It is quite something to delve into the Democratic Alliance policy documents and to read an unfiltered account of where the official opposition stands on various issues. One of these is the social safety net programme, or the welfare programme. Unlike some of the social media outbursts from the more tempestuous corners of the party, the official policy is full support [PDF] for the programme.
"Where we govern, our long-term goal will be to ensure that all people can be active participants in a vibrant, growing economy and enjoy the developmental benefits associated with growth. However, the reality is that some vulnerable citizens require immediate social protection provided by a government that is committed to ensuring that they have access to basic services and that they are protected from poverty-induced hunger," the document states.
"In a society where nearly one in four people do not have a job, where 41 percent of the population lives below the poverty line and where 12 million people do not have access to adequate nutrition, there are many who require assistance from a caring government."
This is the reality of South Africa. The programme is a must. One often sees conservatives and other right-wing types sneeringly referring to it as an African National Congress (ANC) vote-getting tactic, but the economic and political reality is that without it, there is no peaceful, democratic South Africa. There are simply too many people who never got the education required to be active participants in the economy — thanks to apartheid — and our taxes have to go towards feeding them. There's no other way. (There is a reason why no political party with serious ambitions to govern the country has attempted to campaign on ending the welfare programme.)
Should the government fail to deliver, even for one month, it will completely break the association between itself and the successes of the democratic dispensation.

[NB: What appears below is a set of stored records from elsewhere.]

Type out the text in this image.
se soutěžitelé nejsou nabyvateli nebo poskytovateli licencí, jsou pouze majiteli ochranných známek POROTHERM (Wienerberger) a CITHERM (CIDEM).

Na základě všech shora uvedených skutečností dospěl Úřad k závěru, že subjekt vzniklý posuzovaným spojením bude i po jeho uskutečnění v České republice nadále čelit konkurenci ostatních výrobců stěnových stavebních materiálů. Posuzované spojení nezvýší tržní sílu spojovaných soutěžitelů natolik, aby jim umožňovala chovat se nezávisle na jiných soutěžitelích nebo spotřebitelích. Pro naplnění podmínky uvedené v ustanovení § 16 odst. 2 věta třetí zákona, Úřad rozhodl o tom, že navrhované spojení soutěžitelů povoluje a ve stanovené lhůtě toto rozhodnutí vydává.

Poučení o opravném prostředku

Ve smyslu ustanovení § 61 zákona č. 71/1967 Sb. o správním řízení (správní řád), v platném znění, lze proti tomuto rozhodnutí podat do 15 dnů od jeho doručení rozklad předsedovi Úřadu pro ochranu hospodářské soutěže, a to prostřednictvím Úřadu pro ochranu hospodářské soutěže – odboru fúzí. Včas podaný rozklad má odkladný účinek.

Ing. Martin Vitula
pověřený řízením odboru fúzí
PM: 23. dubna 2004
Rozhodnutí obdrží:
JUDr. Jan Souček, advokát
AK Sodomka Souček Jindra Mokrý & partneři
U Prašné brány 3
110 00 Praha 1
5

In 2013, at the press conference announcing the Goldman Sachs report into South Africa since 1994, the investment bank's local chief Colin Coleman called the welfare programme the ANC's greatest achievement in the democratic era, showing how it had helped move most of the people who were living below the global poverty line above it. It remains true that most black people in South Africa live in poverty, but this programme means that they don't starve.
In fact, more than once, the ANC has nefariously used the welfare programme as a tool on the hustings. As recently as last year, Deputy President Cyril Ramaphosa led a crowd in the Western Cape in a sing-along about the money for grants coming from the ruling party. (Not taxpayers, the party.) In 2014, the DA in KwaZulu-Natal was left fuming after an ANC official told voters that to take social grants and then vote for the opposition was a form of theft.
Here's a lens through which to view the Social Development Ministry scandal that may imperil the lives of those who subsist on the 17 million grants come April: to you and I, the democratic South Africa manifests itself through freedoms such as movement, association and expression. This is what underpins our personal and professional lives. How has democratic South Africa changed the lived realities of the poor? The most meaningful way is the social wage net. Should the government fail to deliver, even for one month, it will completely break the association between itself and the successes of the democratic dispensation. These people will not view the ruling party as the deliverer of the fruits of freedom, but rather the impediment to these fruits.
For these 17 million people — who form a healthy chunk of the electorate too — the national election will not come soon enough. Keep in mind too that many of these people live in rural areas, where the opposition parties have failed to make inroads, even as they conquered the metropolitan hubs in the country.
It boggles the mind that President Jacob Zuma, who understands the rural electorate better than most politicians, has allowed Social Development Minister Bathabile Dlamini to create and foment this crisis. Surely he knows how devastating this will be for his party? Surely?